Daphne Brozyna provided the Farewell Address, which focused quite uniquely on death.
“Psychological research states that the human psyche struggles to comprehend its own end. Death as a concept perplexes us, not because we lack imagination, but because our consciousness is the bane of our existence. If we cannot grasp nonbeing, can we even fear it at all?” she said. “Unfortunately, the inability to fully wrap our minds around this idea does not stop us from contemplating it.”
Brozyna said required readings have been rife with concepts of death.
“It’s as if every author got together and said, ‘Let’s make high schoolers overthink mortality for fun,’” she said. “Yet, despite all these texts, the question of why we fear death remains unanswered.”
She said the solution to fearing death is to live life to its fullest.

“Think of the Friday night football games we have piled into over the years. The bleachers rattling under our stomping feet; the scramble for seats at halftime; the way we’d linger afterward, reluctant to let the night end. Those moments weren’t about dissecting life’s big questions — they were about drowning in the excitement,” Brozyna said. “But now the season is over. The field has gone quiet, the stands have emptied, and we are left with the same emptiness.”
She said an almost identical uneasiness stirs when imagining death — “The dread of an ending we feel but cannot outrun.”
“When we chased that Friday night high, we knew, somewhere in the back of our minds, that it would slip away — just like everything does. This is not an answer, just a thread pulling us toward the same mystery — why does the idea of it all coming to an end — whether it be the football season, high school or death — weigh so heavy?”
Ultimately, she said, the fear is not of death but of losing life.
“We are afraid to leave the extraordinary gift we have shared, and frequently taken for granted — the gift of being alive, together,” she said.
Brozyna said everyone gets to decide whether to live life of fear death.
“The power of choice is deeply underestimated.

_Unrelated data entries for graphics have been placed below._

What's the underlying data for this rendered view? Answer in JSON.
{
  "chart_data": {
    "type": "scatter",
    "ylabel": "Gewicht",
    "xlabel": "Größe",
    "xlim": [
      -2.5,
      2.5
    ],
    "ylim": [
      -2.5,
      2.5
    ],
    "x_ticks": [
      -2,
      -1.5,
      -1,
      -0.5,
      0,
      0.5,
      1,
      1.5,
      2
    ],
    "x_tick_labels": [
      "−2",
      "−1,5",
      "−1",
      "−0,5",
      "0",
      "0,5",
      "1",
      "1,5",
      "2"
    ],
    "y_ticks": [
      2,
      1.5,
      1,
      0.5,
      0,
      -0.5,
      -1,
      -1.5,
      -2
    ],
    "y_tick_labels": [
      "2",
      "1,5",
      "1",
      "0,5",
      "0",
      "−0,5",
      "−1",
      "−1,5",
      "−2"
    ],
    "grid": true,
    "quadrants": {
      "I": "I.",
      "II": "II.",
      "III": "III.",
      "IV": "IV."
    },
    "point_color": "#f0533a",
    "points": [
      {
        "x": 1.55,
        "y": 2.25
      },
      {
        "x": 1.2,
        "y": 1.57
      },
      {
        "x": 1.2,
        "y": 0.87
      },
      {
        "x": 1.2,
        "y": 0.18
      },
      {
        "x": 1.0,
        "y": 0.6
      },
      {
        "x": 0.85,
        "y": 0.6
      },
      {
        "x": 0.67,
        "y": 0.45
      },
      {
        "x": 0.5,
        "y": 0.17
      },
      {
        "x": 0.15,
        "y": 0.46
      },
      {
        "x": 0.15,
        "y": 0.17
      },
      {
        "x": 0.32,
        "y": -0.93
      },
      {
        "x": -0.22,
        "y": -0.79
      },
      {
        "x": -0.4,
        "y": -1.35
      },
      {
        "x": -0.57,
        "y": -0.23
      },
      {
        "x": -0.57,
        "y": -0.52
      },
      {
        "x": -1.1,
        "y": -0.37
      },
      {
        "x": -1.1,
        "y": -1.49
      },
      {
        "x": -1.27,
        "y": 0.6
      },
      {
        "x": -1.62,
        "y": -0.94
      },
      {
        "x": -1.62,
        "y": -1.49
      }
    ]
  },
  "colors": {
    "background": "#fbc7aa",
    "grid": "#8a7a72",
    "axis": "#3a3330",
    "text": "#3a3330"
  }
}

Every decision we make — every moment we choose to be present or let pass us by — shapes whether we will look back wishing we had lived differently,” she said.

“When we think back on high school, it won’t be this one hour ceremony that we remember most. It will be the summation of all that came before it,” Brozyna continued. “There is no shame in striving for our dreams, but the key to happiness is appreciating the small moments while we are still living them.”
She left the Class of 2025 with the message that the commonplace is not something to escape, but something to embrace.
“To live and love life fully is to see the beauty in its quiet constants — not in spite of them, but because of them. Let us not fear death because we wasted life, but because we lived life so fully that its loss feels unimaginable,” Brozyna said.